We need all the tools

Yes, hemlocks (Tsuga canadensis and Tsuga caroliniana) are in grave danger throughout the eastern United States, and Patrick Horan described an overly optimistic scenario in his “Saving Hemlocks” [letter] on Jan. 30. While Horan is correct that biological controls are the best long-term solution to the hemlock wooly-adelgid epidemic, he does a disservice to the effort to save hemlocks by insinuating that chemical treatments are ineffective and overly expensive. The truth is, they are the only method that has been proven to work.

It is clear that we need every available option to combat the hemlock wooly adelgid. Currently, predator beetles are not working, and that may be because the trees they inhabit were very sick before the beetles got there. We need chemical treatments to bring hemlocks up to full vigor and give biological methods a better chance of success. And until biological methods are proven (Patrick Horan [offered] no data, only observations), chemical treatments remain the only sure thing.

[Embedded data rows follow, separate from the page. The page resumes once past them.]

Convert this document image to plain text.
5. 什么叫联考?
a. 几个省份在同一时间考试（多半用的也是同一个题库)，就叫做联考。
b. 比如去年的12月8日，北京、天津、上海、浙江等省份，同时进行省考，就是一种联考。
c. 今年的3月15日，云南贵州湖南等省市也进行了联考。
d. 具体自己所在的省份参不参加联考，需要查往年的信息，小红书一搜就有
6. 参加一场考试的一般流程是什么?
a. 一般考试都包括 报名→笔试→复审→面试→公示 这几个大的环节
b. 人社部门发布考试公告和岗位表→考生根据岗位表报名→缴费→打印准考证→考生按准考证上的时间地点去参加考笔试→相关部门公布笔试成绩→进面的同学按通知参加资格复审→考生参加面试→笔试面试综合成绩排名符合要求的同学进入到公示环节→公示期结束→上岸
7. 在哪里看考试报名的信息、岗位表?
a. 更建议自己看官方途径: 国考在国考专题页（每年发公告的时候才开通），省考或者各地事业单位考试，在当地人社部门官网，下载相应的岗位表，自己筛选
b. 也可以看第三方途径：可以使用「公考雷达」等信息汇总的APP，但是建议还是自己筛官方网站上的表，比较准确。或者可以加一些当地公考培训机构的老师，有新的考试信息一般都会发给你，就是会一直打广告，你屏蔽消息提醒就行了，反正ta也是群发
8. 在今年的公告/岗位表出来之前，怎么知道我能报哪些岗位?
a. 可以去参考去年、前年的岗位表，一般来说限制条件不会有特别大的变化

Hundreds of thousands of predator beetles have been released in the [Great] Smoky Mountains National Park and adjacent national forests at astronomical costs (beetles used to cost between $2 and $5 each, and now cost [around] 50 cents). There have been no documented successes of predator beetles saving hemlocks. Early “successes” in Connecticut were attributed to a series of exceptionally cold winters rather than beetles. Those groves are now dead, as are groves in Virginia, Joyce Kilmer, Cataloochee Valley, Linville Gorge and the Blue Ridge Parkway that received beetle releases. No matter how badly I—or anyone else—wants beetles like Sasajiscymnus tsugae or Laricobius nigrinus to work, they have not yet. We need to continue to search for biological-control methods that work, including predators, fungi and pathogens. However, we shouldn’t throw chemicals out of our toolbox, especially when they are our most effective and inexpensive tool.

The sad truth is that we have lost the battle with hemlock wooly adelgid in WNC. On a landscape level, hemlocks will cease to play the role they once did. We do have the opportunity to save the last remaining groves. What we do not have is time to experiment with unproven methods.